Potassium and antimony mixed oxides were obtained by calcination of the commercial potassium-antimony tartrate trihydrate K(SbO)C₄H₄O₆.3H₂O at temperatures ranging from 300 to 800 °C. The structure varied with temperature as revealed by XRD characterization. The modifications occurring during the calcination process were also studied by FT-IR and DRS spectroscopies, along with by thermal analysis (TG/DTG). The solids were tested in 2-propanol decomposition at 200 °C, used as probe reaction for the investigation of acid-basic and redox properties. The catalytic activity was function of the calcination temperature and the best 2-propanol conversion was achieved with the tartrate precursor calcined at 500 °C that crystallizes forming KSbO₃ as main phase along with K_0.51Sb_2.67O_6.26 as secondary phase. Under N₂ the activity reached the maximum after 10 min, 80% of 2-propanol conversion was the highest value, over the sample calcined at 500 °C, but rapidly decreased with time on stream and almost declined after 1 h. In the presence of air in the reaction mixture, 85% of 2-propanol conversion was achieved at 200 °C, after 20 min under stream, with the most active sample. By increasing the calcination temperature above 500 °C, the conversion decreased, especially for the sample calcined at 800 °C showing the worse conversion, although the stability over time increased, likely due to the achievement of stable crystalline phases and crystallite sizes. In all cases, the 2-propanone selectivity was close to 100%. This behaviour confirmed the occurrence of a dehydrogenation reaction involving the basic sites typical of KSbxOy oxides along with the redox couple Sb(V)/Sb(III).

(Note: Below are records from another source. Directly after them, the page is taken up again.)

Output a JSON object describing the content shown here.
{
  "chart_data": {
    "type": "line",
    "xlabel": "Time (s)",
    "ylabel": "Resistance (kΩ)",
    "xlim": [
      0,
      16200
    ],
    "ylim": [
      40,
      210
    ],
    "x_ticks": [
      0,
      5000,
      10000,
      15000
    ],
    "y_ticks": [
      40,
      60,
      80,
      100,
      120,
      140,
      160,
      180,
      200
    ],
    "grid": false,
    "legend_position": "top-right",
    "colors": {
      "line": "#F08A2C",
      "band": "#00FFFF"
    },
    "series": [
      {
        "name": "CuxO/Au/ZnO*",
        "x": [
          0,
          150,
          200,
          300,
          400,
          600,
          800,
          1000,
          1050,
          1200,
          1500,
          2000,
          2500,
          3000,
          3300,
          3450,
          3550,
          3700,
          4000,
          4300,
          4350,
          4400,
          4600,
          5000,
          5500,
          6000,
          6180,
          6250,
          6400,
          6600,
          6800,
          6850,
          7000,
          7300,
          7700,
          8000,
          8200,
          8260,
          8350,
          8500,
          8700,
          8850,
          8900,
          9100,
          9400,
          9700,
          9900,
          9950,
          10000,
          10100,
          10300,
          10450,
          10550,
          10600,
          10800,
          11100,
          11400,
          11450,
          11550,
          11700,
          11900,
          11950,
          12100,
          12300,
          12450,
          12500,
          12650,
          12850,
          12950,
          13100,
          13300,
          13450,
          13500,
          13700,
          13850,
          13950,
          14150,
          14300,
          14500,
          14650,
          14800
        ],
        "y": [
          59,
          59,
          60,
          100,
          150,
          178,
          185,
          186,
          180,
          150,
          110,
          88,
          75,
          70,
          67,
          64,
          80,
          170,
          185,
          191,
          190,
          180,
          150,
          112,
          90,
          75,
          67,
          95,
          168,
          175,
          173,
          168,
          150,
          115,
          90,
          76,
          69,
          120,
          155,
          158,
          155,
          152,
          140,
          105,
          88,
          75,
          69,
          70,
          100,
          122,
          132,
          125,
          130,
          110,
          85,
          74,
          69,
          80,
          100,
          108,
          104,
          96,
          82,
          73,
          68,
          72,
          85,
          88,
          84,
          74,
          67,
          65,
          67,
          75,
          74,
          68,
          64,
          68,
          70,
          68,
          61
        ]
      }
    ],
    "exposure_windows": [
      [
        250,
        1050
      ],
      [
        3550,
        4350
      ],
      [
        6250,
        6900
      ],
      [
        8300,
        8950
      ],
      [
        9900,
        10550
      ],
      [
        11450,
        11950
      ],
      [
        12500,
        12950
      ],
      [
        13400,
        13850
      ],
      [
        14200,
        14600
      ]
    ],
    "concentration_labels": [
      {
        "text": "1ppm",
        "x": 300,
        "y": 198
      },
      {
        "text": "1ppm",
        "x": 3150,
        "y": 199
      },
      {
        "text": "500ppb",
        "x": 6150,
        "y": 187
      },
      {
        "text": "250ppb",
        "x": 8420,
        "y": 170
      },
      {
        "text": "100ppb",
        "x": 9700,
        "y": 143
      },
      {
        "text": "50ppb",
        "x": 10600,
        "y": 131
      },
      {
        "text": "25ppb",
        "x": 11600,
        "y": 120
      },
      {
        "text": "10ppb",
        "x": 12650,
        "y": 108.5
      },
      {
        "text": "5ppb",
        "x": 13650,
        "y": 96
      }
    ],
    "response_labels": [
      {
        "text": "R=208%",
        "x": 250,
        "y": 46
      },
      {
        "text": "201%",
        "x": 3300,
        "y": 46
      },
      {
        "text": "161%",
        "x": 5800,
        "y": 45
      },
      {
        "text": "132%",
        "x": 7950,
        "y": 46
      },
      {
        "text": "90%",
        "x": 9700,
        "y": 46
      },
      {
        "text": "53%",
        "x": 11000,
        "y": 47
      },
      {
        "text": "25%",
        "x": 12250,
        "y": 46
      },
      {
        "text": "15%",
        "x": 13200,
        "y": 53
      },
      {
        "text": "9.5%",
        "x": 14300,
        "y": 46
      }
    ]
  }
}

通过煅烧市售酒石酸锑锑酸钾三水合物K（SbO）C ₄ H ₄ O ₆ .3H ₂获得钾和锑的混合氧化物。O在300至800°C的温度范围内。XRD表征表明，结构随温度变化。还通过FT-IR和DRS光谱学以及通过热分析（TG / DTG）研究了煅烧过程中发生的修饰。固体在200°C的2-丙醇分解中进行测试，用作探查酸碱性和氧化还原特性的探针反应。催化活性是煅烧温度的函数，在500°C下煅烧的酒石酸盐前体可实现最佳的2-丙醇转化率，其结晶形成KSbO ₃作为主相以及K _0.51 Sb _2.67 O _6.26作为副相。N _2以下活性在10分钟后达到最大值，在500°C下煅烧的样品中80％的2-丙醇转化率是最高值，但随着生产时间的增长迅速下降，并在1 h后几乎下降。在反应混合物中存在空气的情况下，在流动状态下经过20分钟后，活性最高的样品在200°C下达到了85％的2-丙醇转化率。通过将煅烧温度提高到500°C以上，转化率下降，特别是对于在800°C煅烧的样品，转化率更差，尽管随着时间的推移稳定性会增加，这可能是由于获得了稳定的结晶相和微晶尺寸。在所有情况下，2-丙酮的选择性均接近100％。